Ein Burnout entsteht dort, wo jeglicher Sinn zerbröckelt Thomas Häntsch, Fotograf
Gestatten Sie bitte, wenn ich hierzu die Kindheit meiner Generation bemühe. Wir begannen bei null. Die Wohnung ausgebombt, bei vielen der Vater im Krieg geblieben, ein Essen, dass man heute der Gosse überantworten würde. Meine Mutter nähte Kleider, die ich bis zu 15 km auf die umliegenden Dörfer brachte, zu Fuß natürlich. Aber waren wir unglücklich? Auferstanden aus Ruinen und der Zukunft zu gewandt waren wir beim Steine klopfen, Kartoffeln buddeln und voller Tatendrang. Umbruchzeit eben. Für Depressionen – keine Zeit. Burnout – unbekannt.
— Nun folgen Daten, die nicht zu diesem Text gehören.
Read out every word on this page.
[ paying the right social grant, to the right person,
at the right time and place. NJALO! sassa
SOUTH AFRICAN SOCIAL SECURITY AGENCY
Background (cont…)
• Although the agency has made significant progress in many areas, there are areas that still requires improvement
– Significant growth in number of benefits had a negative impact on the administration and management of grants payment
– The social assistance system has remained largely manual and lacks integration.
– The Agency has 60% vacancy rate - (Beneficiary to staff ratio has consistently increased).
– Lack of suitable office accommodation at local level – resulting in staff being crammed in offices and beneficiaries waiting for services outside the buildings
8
Und heute wird bereits beim Eintritt in das Leben gefragt, ob es per Kaiserschnitt nicht müheloser wäre, schupsen Eltern ihre Zöglinge von einer Bildungsstufe zur nächsten, steht man nicht mehr nach Waren an, sondern bestellt per Klick und bekommt sie vor die Haustür gebracht. Und wer sich das mühselige Anbaggern sparen möchte, klickt den Partner gleich mit herbei. Freunde holt man sich auf den Bildschirm und die Welt teilt sich auf in „gefällt mir“ oder eben nicht.
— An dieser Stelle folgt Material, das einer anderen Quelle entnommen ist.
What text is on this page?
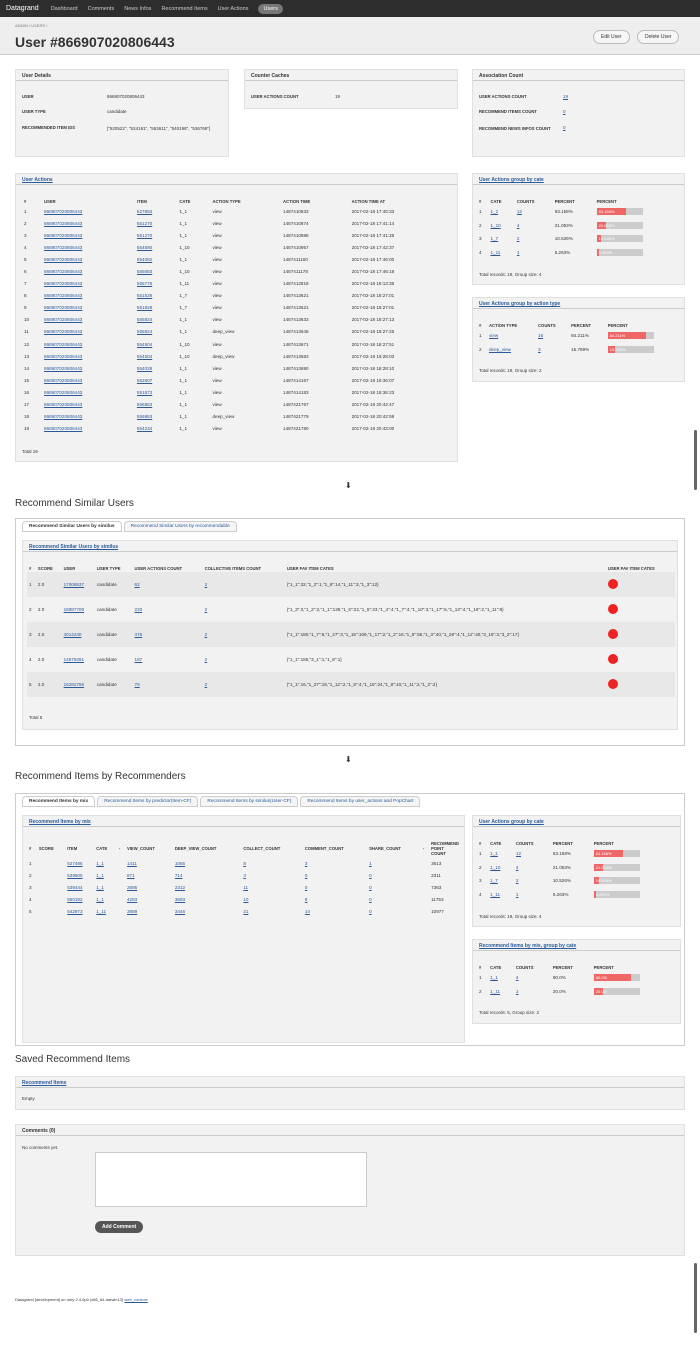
Datagrand Dashboard Comments News Infos Recommend Items User Actions	Users
ADMIN / USERS /
User #866907020806443	Edit User	Delete User
User Details
USER	866907020806443
USER TYPE	candidate
RECOMMENDED ITEM IDS	["520522", "534181", "553611", "540198", "536769"]
Counter Caches
USER ACTIONS COUNT	19
Association Count
USER ACTIONS COUNT	19
RECOMMEND ITEMS COUNT	0
RECOMMEND NEWS INFOS COUNT	0
User Actions
#	USER	ITEM	CATE	ACTION TYPE	ACTION TIME	ACTION TIME AT
1	866907020806443	527653	1_1	view	1487410833	2017-02-18 17:40:33
2	866907020806443	551270	1_1	view	1487410874	2017-02-18 17:41:14
3	866907020806443	551270	1_1	view	1487410888	2017-02-18 17:41:28
4	866907020806443	554580	1_10	view	1487410957	2017-02-18 17:42:37
5	866907020806443	554082	1_1	view	1487411160	2017-02-18 17:46:00
6	866907020806443	555083	1_10	view	1487411178	2017-02-18 17:46:18
7	866907020806443	555778	1_11	view	1487412818	2017-02-18 18:13:38
8	866907020806443	551528	1_7	view	1487413621	2017-02-18 18:27:01
9	866907020806443	551528	1_7	view	1487413621	2017-02-18 18:27:01
10	866907020806443	555824	1_1	view	1487413633	2017-02-18 18:27:13
11	866907020806443	555824	1_1	deep_view	1487413645	2017-02-18 18:27:25
12	866907020806443	554504	1_10	view	1487413671	2017-02-18 18:27:51
13	866907020806443	554504	1_10	deep_view	1487413683	2017-02-18 18:28:03
14	866907020806443	554028	1_1	view	1487413690	2017-02-18 18:28:10
15	866907020806443	552607	1_1	view	1487414167	2017-02-18 18:36:07
16	866907020806443	551873	1_1	view	1487414183	2017-02-18 18:36:23
17	866907020806443	556863	1_1	view	1487421767	2017-02-18 20:42:47
18	866907020806443	556863	1_1	deep_view	1487421779	2017-02-18 20:42:59
19	866907020806443	554234	1_1	view	1487421780	2017-02-18 20:43:00
Total 19
User Actions group by cate
#	CATE	COUNTS	PERCENT	PERCENT
1	1_1	12	63.158%	63.158%

2	1_10	4	21.053%	21.053%

3	1_7	2	10.526%	10.526%

4	1_11	1	5.263%	5.263%
Total records: 19, Group size: 4
User Actions group by action type
#	ACTION TYPE	COUNTS	PERCENT	PERCENT
1	view	16	84.211%	84.211%

2	deep_view	3	15.789%	15.789%
Total records: 19, Group size: 2
⬇
Recommend Similar Users
Recommend Similar Users by similus	Recommend Similar Users by recommendable
Recommend Similar Users by similus
#	SCORE	USER	USER TYPE	USER ACTIONS COUNT	COLLECTIVE ITEMS COUNT	USER FAV ITEM CATES	USER FAV ITEM CATES
1	2.0	17008537	candidate	62	2	{"1_1":32,"1_2":1,"1_6":14,"1_11":3,"1_3":12}	
2	2.0	16887709	candidate	220	2	{"1_3":3,"1_2":2,"1_1":139,"1_6":22,"1_5":23,"1_4":4,"1_7":4,"1_10":3,"1_17":6,"1_13":4,"1_16":2,"1_11":8}	
3	2.0	4014240	candidate	475	2	{"1_1":180,"1_7":6,"1_27":3,"1_15":109,"1_17":2,"1_2":16,"1_6":55,"1_3":40,"1_28":4,"1_11":40,"3_15":3,"3_2":17}	
4	2.0	14679491	candidate	187	2	{"1_1":185,"3_1":1,"1_6":1}	
5	2.0	16282766	candidate	79	2	{"1_1":16,"1_27":19,"1_12":2,"1_8":4,"1_15":24,"1_8":10,"1_11":2,"1_2":2}	
Total 5
⬇
Recommend Items by Recommenders
Recommend Items by mix	Recommend Items by predictor(Item-CF)	Recommend Items by similus(User-CF)	Recommend Items by user_actions and PopChart
Recommend Items by mix
#	SCORE	ITEM	CATE	-	VIEW_COUNT	DEEP_VIEW_COUNT	COLLECT_COUNT	COMMENT_COUNT	SHARE_COUNT	-	RECOMMEND POINT COUNT
1		527486	1_1		1411	1065	8	3	1		3613
2		539505	1_1		871	714	3	0	0		2311
3		539444	1_1		2695	2312	11	0	0		7363
4		550192	1_1		4283	3683	10	8	0		11753
5		542973	1_11		3889	3446	21	14	0		10977
User Actions group by cate
#	CATE	COUNTS	PERCENT	PERCENT
1	1_1	12	63.158%	63.158%

2	1_10	4	21.053%	21.053%

3	1_7	2	10.526%	10.526%

4	1_11	1	5.263%	5.263%
Total records: 19, Group size: 4
Recommend Items by mix, group by cate
#	CATE	COUNTS	PERCENT	PERCENT
1	1_1	4	80.0%	80.0%

2	1_11	1	20.0%	20.0%
Total records: 5, Group size: 2
Saved Recommend Items
Recommend Items
Empty
Comments (0)
No comments yet.
Add Comment
Datagrand [development] on ruby 2.4.0p0 (x86_64-darwin13) web_console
Eigentlich ist doch alles leichter geworden und trotzdem knickt jeder vierte im Job ein, weil er sich ausgebrannt fühlt. Sie haben richtig gehört „im Job“. Burnout ist also eine Erscheinung unserer Gesellschaft und nicht nur des Leistungssports. Es ist ein Problem der Lebensbewältigung und keine Krankheit, kann aber zu psychosomatischen Erkrankungen führen. Nun ist das so eine Sache mit der Wahrnehmung. Wenn der Bäcker, der morgendlich vier Uhr in der Bachstube steht, nicht mehr mit dem Supermarkt konkurrieren kann und sich deswegen das Leben nimmt, dann ist das vielleicht eine Zeile in der Lokalpresse wert. Wenn der depressive Torwart der deutschen Fußballmannschaft gleiches tut, dann sind die Medien im ganzen Lande über Wochen beschäftigt. Beide Fälle sind tragisch und bedauerlich, aber warum diese unterschiedliche Wahrnehmung? Weil rund 85% der Deutschen im Spitzensportler ein Vorbild sehen, bezogen auf Leistungswille, Fairness, Gemeinschaftsgefühl und Leistungsfähigkeit (Breuer/Hallmann 2011), aber nicht auf Aufgeben, Verlieren, Ausscheiden.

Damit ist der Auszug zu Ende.